Tuesday, January 10, 2012

Pineapple Bread Pudding

I love pineapples. Quite a bit of my early teens was spent sitting on our front steps scooping pineapple rings out of a can with a fork and eating them, while my friend Robin and I watched cars go by. We lived in a small suburb... watching cars go by was a way to pass the endless amount of time that summer seemed to be, since we couldn't go to the beach until the weekend.

Unlike big hair, Wham!, and acid-washed jeans, my love of pineapple has stood the test of time. It is quite versatile, but one of my favorite ways to eat it has to be sliced into huge, watermelon-like wedges, or tucked into this bread pudding. My kids love this for breakfast the next day, but I love it when it is still barely warm.

Pineapple bread pudding

2/3 cup granulated sugar

5 tbsp unsalted butter, softened

4 eggs

3/4 tsp kosher salt

1 20 ounce can crushed pineapple, in its own juice, drained

6 slices white or wheat sandwich bread, crusts removed, diced into 1/2 inch cubes

2 Tbsp packed light brown sugar

Preheat oven to 350F; butter an 8x8 pan; set aside.

Cream the butter and granulated sugar together until fluffy. Add eggs, one at a time, until well incorporated. Add salt and stir until well blended. Add pineapple, stir until mixed thoroughly, then stir in bread cubes. Pour into prepared pan. Sprinkle brown sugar over the top. Bake uncovered for 35 minutes. Let cool for at least 15 minutes before serving.

Sunday, January 8, 2012

Small-Batch Red Currant Apple Jelly

Since I moved to the wild tropics (also known as Florida), I'm a bit thrown back at the endless summery season here. The great bonus, of course, is the abundance of local fruit and veg all year around.

I happened upon a couple of half-pints of red currants on offer at my local grocery store. I snatched them up and headed home to make the tart, versatile jelly that I love so much. Slather it on toast, croissants, or mix it with a bit of Dijon mustard and glaze some chicken breasts with it.

You'll find that the measurements don't require a certain amount of currants, but as long as you have at least a cupful, you can make enough of this ruby red jelly to last you for a week or so. This recipe doesn't require any additional pectin, it will softly gel thanks to the apple. The jelly is unprocessed, and is unsuitable for long-term storage.

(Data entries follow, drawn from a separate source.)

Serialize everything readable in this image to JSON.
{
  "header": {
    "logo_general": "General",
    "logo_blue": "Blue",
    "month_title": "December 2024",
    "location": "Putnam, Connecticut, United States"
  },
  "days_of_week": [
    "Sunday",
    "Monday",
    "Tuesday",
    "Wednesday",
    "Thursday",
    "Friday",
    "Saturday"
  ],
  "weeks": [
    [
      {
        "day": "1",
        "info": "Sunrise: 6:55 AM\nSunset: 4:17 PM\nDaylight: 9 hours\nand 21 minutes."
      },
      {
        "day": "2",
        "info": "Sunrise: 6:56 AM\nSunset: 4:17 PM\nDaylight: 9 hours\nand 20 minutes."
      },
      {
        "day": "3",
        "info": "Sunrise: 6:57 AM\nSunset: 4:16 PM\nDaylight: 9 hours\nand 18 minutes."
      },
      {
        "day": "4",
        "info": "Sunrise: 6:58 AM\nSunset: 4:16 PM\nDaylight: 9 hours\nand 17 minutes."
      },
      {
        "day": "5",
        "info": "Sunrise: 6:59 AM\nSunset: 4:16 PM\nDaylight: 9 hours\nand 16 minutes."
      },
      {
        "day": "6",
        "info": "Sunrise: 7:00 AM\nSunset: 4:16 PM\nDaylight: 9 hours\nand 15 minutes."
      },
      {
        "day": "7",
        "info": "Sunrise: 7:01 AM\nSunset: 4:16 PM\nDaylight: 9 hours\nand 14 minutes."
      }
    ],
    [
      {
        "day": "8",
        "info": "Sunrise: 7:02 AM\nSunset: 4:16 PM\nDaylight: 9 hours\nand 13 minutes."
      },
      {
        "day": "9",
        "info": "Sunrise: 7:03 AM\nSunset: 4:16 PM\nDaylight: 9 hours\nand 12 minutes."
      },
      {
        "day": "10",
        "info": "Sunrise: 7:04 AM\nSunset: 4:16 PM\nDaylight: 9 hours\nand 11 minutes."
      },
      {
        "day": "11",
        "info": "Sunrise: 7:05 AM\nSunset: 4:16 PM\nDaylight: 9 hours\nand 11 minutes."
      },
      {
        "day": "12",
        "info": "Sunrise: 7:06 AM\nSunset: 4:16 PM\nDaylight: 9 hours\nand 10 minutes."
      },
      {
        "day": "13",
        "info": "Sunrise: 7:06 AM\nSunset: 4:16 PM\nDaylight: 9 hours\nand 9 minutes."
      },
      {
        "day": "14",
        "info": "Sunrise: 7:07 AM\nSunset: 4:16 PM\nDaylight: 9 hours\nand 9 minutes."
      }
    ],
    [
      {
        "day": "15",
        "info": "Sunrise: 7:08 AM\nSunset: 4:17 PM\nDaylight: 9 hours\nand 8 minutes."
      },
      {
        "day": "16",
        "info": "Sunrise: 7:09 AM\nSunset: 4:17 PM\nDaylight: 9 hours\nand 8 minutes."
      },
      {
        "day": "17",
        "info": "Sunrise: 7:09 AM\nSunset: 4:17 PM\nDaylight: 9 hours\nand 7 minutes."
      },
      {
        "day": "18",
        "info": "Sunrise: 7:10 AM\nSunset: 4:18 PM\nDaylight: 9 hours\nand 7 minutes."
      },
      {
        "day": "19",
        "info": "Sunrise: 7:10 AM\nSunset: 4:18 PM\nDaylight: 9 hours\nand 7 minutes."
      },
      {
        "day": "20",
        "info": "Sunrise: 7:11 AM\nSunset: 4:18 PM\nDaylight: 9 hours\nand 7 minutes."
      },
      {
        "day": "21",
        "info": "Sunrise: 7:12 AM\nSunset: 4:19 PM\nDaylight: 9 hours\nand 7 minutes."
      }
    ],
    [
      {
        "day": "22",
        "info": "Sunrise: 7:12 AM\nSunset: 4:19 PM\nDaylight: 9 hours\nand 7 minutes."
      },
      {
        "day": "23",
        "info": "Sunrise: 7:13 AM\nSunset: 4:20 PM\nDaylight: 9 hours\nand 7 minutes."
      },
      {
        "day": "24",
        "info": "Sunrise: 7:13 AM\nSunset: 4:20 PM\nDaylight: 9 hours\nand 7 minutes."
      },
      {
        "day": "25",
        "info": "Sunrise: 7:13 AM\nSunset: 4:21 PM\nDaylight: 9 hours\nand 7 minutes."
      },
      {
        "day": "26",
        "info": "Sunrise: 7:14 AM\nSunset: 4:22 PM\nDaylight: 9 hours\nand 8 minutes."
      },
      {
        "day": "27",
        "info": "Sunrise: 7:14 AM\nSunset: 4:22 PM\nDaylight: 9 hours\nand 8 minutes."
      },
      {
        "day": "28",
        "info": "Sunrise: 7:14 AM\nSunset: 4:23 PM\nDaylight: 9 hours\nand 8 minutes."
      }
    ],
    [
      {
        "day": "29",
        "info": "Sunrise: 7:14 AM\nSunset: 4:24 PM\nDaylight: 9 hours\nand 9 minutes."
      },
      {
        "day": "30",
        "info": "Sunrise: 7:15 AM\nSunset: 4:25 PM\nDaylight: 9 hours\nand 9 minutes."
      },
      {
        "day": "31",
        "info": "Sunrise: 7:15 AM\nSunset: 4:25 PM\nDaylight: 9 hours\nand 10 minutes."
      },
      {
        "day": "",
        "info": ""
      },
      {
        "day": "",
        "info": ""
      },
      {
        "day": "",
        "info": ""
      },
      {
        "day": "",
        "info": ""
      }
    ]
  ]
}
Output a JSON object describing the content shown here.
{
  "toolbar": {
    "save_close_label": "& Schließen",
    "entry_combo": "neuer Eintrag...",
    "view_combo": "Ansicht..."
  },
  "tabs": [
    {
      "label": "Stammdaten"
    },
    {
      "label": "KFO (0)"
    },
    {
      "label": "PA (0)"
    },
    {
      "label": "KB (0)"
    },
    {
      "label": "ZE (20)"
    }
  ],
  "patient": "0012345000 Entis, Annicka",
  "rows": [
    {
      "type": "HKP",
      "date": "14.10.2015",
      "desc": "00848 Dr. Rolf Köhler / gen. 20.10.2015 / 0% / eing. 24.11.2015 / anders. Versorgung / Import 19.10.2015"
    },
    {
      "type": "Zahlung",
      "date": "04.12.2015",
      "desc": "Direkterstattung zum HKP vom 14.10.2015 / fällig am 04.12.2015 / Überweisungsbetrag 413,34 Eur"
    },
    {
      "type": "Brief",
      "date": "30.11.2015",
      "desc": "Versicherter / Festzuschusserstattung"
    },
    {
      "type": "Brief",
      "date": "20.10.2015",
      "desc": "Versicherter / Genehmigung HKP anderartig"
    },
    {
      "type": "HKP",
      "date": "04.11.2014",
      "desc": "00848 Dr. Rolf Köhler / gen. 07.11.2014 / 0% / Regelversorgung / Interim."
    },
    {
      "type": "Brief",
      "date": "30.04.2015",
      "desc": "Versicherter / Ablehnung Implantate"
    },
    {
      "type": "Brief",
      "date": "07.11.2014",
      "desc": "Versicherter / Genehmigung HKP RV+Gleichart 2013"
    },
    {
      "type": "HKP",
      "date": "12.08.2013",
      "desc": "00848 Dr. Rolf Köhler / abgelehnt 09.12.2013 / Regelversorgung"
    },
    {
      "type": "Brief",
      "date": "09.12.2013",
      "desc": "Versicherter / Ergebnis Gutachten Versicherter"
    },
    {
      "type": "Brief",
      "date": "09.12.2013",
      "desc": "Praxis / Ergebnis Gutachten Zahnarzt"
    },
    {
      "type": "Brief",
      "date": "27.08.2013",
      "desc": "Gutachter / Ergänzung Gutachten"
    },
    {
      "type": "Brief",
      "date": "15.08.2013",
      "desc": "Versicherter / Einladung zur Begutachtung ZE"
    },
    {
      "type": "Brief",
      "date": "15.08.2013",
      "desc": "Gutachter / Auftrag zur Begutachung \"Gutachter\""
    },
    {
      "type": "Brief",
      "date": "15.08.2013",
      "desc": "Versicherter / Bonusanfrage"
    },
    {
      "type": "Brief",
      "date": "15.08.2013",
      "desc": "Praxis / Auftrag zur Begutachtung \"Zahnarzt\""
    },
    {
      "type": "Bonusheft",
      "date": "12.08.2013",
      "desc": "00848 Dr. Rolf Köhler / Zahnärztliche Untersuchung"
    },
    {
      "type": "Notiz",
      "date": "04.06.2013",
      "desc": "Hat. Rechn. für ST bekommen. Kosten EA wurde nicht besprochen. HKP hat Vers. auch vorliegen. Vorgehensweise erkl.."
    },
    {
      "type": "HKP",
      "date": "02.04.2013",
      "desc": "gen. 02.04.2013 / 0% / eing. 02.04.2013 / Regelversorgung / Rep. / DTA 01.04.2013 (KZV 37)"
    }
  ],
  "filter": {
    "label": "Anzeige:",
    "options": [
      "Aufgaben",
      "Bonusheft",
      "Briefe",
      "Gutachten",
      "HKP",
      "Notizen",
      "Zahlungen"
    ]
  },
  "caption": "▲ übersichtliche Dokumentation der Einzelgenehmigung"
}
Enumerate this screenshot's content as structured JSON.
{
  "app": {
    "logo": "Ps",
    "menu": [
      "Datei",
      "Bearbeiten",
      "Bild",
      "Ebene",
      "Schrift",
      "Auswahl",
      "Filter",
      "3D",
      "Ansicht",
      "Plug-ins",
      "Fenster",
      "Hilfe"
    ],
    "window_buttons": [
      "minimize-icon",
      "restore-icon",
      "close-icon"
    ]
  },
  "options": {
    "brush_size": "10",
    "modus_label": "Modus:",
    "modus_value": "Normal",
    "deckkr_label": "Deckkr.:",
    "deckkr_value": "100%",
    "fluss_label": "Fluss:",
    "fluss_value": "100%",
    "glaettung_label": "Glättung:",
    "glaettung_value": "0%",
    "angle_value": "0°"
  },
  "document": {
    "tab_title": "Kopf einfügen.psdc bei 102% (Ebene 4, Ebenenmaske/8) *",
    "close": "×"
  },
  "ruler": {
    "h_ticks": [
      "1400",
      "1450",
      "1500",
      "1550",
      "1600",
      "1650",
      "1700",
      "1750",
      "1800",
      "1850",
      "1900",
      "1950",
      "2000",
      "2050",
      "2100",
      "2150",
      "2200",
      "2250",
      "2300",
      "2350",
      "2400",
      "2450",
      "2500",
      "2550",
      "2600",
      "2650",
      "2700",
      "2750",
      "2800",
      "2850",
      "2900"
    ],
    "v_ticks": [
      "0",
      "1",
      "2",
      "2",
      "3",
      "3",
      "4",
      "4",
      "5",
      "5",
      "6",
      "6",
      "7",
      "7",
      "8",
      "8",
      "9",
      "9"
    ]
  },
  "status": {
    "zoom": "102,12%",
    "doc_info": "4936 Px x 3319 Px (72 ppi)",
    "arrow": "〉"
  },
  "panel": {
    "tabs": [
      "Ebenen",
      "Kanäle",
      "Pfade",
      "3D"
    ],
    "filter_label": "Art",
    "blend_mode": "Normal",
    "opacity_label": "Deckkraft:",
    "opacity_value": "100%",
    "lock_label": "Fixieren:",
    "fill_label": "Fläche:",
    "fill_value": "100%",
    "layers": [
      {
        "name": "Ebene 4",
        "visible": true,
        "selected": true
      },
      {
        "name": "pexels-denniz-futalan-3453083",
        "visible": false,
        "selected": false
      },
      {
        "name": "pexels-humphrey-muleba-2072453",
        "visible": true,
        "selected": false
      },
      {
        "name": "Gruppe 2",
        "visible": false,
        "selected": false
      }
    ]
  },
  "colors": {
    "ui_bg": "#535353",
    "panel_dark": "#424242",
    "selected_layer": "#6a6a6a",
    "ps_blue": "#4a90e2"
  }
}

Small-Batch Red Currant Apple Jelly

1 Granny Smith apple, unpeeled and grated
minimum 1 cup red currants, stems removed
1/3 cup water
granulated sugar

Prepare several layers of cheesecloth in a sieve, and place it over a liquid measuring cup In a nonreactive pan, heat the water, apple, and currants until it comes to a simmer. Gently crush the berries with a spatula or a spoon to encourage them to release their juices. Simmer for 5 minutes. Remove from heat and scrape into the cheesecloth-prepared sieve. Allow to drain. Resist the urge to press the solids into the cheesecloth; this will result in cloudy jelly. If cloudy jelly doesn't bother you, of course, go right ahead and squeeze the last essence from the simmered fruit.

Measure the liquid. Wash out the nonreactive pan, and pour the liquid back into the pan. Add the same measure of sugar as there is liquid to the pan. I had a little under 3/4 of a cup, and added enough water to bring it to 3/4 cup. Have a couple of clean heat-safe glass containers (I use Pyrex 6 oz. custard cups, but feel free to use a proper canning jar). Heat the juice and sugar to a rolling boil, stirring. Keep an eye on it, as it does have a tendency to boil over. Once the mixture boils, time 5 minutes for a batch under 2 cups of liquid, and 10 minutes for a batch over 2 cups of liquid. Pour hot liquid into the glass jars, and allow to cool to room temperature. Cover and store in the refrigerator. Eat within a couple of weeks, if you can manage to make it last that long.